Diagnostic value of dynamic US measurements

Only one previous study has reported on the diagnostic value of dynamic ultrasound measurements in the diagnosis of syndesmosis injury [13]. In this study, Mei-Dan et al compared dynamic tibiofibular clear space measurements in 9 patients with a recent syndesmotic injury to a control group of 20 patients clinically diagnosed with a lateral ankle sprain and 18 uninjured control subjects. They found the side-to-side difference in tibiofibular clear space between those with a syndesmosis injury and the control group, to be statistically significant in all positions (N, IR, ER). The diagnostic accuracy for the side-to-side difference in the N and ER positions was 100% at a cut-off of 0.7 mm and 0.9 mm, respectively. Our study confirmed the side-to-side difference in external rotation as the superior dynamic measurement. However, we obtained inferior diagnostic values compared with the study by Mei-Dan et al. This can potentially be explained by the fact that in our study, an unselected cohort of athletes was included.

In comparison with the study by Mei-Dan et al, the mean tibiofibular distance in both groups (injured and uninjured) of our study was higher. A possible explanation for this discrepancy is that we might have measured the tibiofibular distance more superficially, towards the posterior border of the AITFL. Alternatively, anatomical variations between patient populations might have contributed to the difference in the findings.

Few other studies have looked at dynamic measurements of the tibiofibular distance, but none of these studies reported diagnostic values (sensitivity/specificity) for the individual dynamic tibiofibular clear space measurements [20,21,22].

Strength and limitations

This is the first study to prospectively compare the diagnostic values of (dynamic-) ultrasound in an athletic cohort of acute ankle injuries. However, minor shortcomings are present in this study. In this study, we used a 5–1-MHz probe. In theory, a high-frequency probe (5–18 MHz) could have yielded more accurate results. However, as we strived to provide an outcome that could easily be translated into clinical practice, we investigated the most commonly used 5–12-Mhz probe [23]. Secondarily, for the dynamic manoeuvres, we used unstandardised dynamic measurements as this was most applicable to the clinical situation [13]. Future research investigating standardised (instrumented) dynamic measurements may be able to improve the diagnostic accuracy and aid in the diagnosis of syndesmotic instability. However, clinical applicability should be an important element in such research. In addition, due to the low prevalence of deltoid lesions in acute ankle injuries, the diagnostic value of ultrasound for the diagnosis of deltoid injury was not evaluated. Furthermore, all ultrasounds were performed and graded by a single senior MSK radiologist with extensive experience in MSK sonography. As the inter-rater reliability of ultrasound for ligamentous ankle injuries was not established in this study, inferior results might be expected in less-experienced sonographers.

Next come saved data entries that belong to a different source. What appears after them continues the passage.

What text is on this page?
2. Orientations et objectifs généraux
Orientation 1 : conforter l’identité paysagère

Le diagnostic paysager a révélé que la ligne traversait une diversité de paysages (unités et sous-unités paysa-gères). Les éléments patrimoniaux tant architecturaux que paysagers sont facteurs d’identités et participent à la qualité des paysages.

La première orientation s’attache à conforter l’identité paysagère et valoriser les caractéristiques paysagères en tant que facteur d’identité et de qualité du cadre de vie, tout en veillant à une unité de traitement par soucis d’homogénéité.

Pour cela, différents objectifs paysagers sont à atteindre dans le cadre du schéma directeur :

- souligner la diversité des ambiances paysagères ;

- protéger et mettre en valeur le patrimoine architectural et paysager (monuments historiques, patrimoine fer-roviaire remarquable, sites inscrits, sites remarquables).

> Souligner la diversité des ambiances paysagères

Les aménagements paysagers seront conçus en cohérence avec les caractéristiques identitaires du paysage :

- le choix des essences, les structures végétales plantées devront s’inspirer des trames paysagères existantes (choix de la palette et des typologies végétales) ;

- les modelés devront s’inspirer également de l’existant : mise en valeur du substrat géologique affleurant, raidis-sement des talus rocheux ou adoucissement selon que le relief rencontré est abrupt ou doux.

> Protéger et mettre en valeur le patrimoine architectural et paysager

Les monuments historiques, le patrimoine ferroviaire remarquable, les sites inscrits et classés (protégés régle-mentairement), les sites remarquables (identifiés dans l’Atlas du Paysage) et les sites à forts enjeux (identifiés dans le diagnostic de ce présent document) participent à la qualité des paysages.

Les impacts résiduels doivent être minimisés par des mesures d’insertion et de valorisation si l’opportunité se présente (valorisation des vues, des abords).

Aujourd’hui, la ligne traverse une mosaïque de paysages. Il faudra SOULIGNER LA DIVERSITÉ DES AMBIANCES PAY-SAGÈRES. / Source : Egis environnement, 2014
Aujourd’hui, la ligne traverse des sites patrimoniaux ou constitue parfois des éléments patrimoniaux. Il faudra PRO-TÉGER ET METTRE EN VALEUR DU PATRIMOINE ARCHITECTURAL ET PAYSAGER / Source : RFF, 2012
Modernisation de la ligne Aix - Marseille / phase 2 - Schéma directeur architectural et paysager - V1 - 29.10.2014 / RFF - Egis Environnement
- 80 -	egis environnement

Implications for clinical practice

As injury of the ATFL can be diagnosed accurately by delayed physical examination, the need for ultrasound evaluation of lateral ankle sprains is limited [5]. However, when suspecting a syndesmosis injury, ultrasound may be used to detect complete discontinuity of the AITFL. In acute ankle sprains involving the syndesmosis, the AITFL is the first ligament to be injured [3]. Therefore, ultrasound can be used to differentiate acute ankle sprains affecting the lateral ankle ligaments from those with an increased risk of syndesmotic instability. When an injury of the AITFL is detected with ultrasound imaging, syndesmotic stability can be further evaluated by MRI or arthroscopy [24]. Although a useful addition to the ultrasonographic evaluation of ligamentous ankle injuries, dynamic ultrasound should not be used as the sole method of diagnosing syndesmosis injury.

Conclusion

Ultrasound has a good to excellent diagnostic value for the presence of complete discontinuity of the ATFL and AITFL. Therefore, ultrasound can be used to detect complete discontinuity of the ATFL and the anterior ligament of the ankle syndesmosis (AITFL). Compared with ultrasound, dynamic ultrasound has inferior diagnostic value for the diagnosis of complete discontinuity of the AITFL.